Caminho diplomático segue como prioridade

Apesar das opções de retaliação, o governo reforça que a diplomacia segue como caminho preferencial. Lula já anunciou a criação de um comitê com empresários para avaliar impactos e possibilidades de mercado.
Além disso, o Brasil deve recorrer à Organização Mundial do Comércio (OMC), buscando apoio multilateral para contestar as tarifas.
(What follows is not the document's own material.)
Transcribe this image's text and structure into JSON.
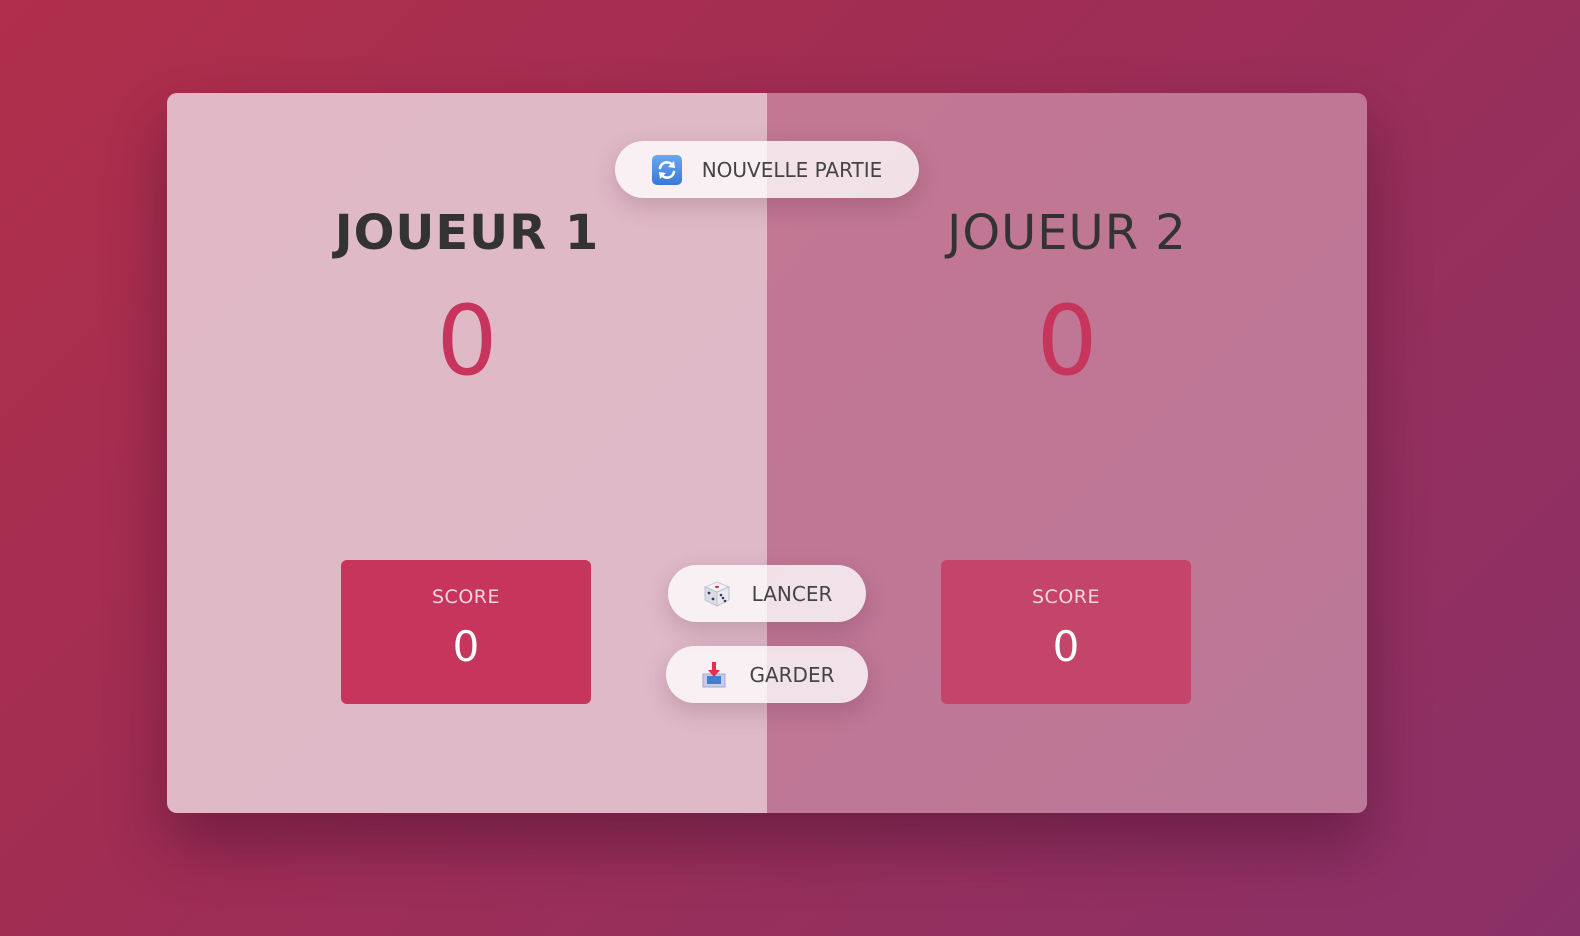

A leitura interna é que, por se tratar de uma sanção de cunho político, o Brasil poderá contar com apoio internacional na OMC.
Conclusão: um teste à autonomia comercial do Brasil
O episódio impõe um desafio à política externa brasileira e à sua capacidade de articulação comercial. A resposta do governo Lula busca reforçar a soberania nacional, diversificar parcerias e mostrar firmeza diante da ingerência de um aliado internacional.
Se bem-sucedida, essa crise pode consolidar uma nova postura do Brasil no cenário global — menos dependente, mais estratégico e atento aos riscos geopolíticos de longo prazo.